The government needs to ensure a competitive market environment where small and medium enterprises can compete fairly with larger firms. If supply increases, prices are more likely to stabilise. Greater transparency in state-owned enterprises and wider use of technology to reduce middlemen dominance in supply chains could also help.
Bangladesh’s tax-to-GDP ratio remains among the lowest in South Asia. To raise revenue, many suggest expanding the tax net rather than increasing tax rates. At the same time, strict oversight of mega-project spending amid allegations of waste and corruption, along with expenditure rationalisation, could reduce the budget deficit.
A government committed to accountability and regular dialogue with business leaders, and able to offer swift solutions to real problems, could quickly dispel the cloud of mistrust and set Bangladesh on a path towards stability.
An economic recovery “crash programme” should be prioritised. The greatest emphasis must be placed on tackling unemployment, inflation, energy shortages, foreign currency liquidity constraints and improving the business environment.

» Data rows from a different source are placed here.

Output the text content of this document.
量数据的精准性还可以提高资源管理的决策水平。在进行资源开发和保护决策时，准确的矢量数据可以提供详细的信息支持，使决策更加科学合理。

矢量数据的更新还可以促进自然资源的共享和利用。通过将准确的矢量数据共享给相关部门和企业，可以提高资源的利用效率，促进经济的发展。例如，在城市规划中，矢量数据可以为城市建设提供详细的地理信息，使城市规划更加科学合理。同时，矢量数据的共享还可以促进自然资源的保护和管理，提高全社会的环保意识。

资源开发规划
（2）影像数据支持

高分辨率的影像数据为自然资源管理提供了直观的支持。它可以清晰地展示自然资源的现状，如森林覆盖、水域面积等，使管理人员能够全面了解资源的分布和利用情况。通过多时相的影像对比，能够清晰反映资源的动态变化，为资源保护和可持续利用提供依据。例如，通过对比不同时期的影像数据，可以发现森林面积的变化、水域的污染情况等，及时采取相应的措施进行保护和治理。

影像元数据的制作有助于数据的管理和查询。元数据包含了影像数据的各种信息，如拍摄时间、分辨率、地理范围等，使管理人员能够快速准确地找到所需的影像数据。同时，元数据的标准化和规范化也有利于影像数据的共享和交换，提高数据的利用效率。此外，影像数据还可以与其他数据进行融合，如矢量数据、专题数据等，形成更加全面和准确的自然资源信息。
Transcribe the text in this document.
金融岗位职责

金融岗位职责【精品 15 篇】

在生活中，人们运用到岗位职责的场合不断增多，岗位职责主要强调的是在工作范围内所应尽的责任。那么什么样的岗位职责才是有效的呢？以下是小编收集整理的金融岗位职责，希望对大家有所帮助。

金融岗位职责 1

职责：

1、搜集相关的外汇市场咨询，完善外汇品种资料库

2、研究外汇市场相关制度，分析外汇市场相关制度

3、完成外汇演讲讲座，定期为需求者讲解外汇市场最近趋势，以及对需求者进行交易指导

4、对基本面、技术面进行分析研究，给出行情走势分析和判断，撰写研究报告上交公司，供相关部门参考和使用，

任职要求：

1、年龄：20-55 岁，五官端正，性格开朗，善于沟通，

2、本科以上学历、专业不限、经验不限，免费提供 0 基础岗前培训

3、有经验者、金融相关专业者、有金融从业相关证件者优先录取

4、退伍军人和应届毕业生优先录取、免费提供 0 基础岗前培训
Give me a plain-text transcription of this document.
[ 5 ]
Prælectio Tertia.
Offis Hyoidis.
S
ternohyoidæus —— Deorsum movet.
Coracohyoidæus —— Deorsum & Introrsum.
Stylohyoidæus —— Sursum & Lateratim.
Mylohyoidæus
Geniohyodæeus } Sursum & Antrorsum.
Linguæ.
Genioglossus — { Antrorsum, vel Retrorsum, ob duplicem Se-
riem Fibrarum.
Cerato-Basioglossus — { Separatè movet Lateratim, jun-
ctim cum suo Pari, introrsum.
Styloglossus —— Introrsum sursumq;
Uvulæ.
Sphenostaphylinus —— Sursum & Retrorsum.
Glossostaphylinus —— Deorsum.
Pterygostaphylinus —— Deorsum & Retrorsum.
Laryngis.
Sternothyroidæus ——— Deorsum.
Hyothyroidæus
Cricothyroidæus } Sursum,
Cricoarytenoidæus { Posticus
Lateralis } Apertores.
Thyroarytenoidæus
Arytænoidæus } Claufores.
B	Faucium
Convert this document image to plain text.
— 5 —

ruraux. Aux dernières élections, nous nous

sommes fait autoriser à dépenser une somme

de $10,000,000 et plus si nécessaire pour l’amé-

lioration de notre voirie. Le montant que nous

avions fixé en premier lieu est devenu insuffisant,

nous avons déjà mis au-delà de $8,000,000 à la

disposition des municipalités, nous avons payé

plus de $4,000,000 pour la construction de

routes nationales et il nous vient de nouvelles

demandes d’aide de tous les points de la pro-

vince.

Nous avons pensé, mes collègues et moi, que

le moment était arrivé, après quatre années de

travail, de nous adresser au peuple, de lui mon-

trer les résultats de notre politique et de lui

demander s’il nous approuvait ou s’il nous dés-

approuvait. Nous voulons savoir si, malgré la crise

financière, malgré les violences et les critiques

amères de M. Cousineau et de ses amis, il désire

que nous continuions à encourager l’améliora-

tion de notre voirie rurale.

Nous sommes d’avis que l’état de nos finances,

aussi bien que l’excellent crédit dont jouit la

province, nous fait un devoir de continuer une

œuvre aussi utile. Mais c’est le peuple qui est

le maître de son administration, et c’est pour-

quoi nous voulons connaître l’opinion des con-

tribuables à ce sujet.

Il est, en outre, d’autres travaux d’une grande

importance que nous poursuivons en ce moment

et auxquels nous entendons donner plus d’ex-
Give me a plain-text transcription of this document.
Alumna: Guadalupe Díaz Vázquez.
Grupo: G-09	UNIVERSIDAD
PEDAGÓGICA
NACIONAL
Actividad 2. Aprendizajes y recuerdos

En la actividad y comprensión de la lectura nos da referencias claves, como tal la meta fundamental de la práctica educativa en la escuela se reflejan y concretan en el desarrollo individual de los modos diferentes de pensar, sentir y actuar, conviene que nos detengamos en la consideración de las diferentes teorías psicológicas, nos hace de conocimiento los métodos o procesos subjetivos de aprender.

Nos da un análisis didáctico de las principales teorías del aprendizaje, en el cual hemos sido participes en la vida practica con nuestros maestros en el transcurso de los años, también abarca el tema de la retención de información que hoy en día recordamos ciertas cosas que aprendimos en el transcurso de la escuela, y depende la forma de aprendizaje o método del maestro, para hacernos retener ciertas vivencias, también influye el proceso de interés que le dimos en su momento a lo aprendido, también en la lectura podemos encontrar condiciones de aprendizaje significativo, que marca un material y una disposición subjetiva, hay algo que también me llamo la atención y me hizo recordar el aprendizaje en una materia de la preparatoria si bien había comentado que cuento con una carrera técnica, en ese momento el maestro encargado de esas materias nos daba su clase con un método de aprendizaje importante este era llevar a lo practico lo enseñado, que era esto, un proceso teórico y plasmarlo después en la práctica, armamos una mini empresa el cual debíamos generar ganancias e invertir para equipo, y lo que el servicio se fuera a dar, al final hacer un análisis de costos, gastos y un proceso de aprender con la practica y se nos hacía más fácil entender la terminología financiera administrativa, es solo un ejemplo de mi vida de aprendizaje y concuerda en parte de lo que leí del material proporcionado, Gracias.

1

The new government should also curb manoeuvring and manipulation in the capital market and ensure credible governance. The tax collection system should be fully digitalised and automated to create a genuinely business-friendly regime. To address post-LDC graduation challenges, export diversification is essential. If special export incentives are extended to sectors such as IT and software, leather and leather goods, light engineering and agro processing, the export basket could expand. The government should set out and begin implementing an Emergency Economic Recovery Roadmap within its first 100 days.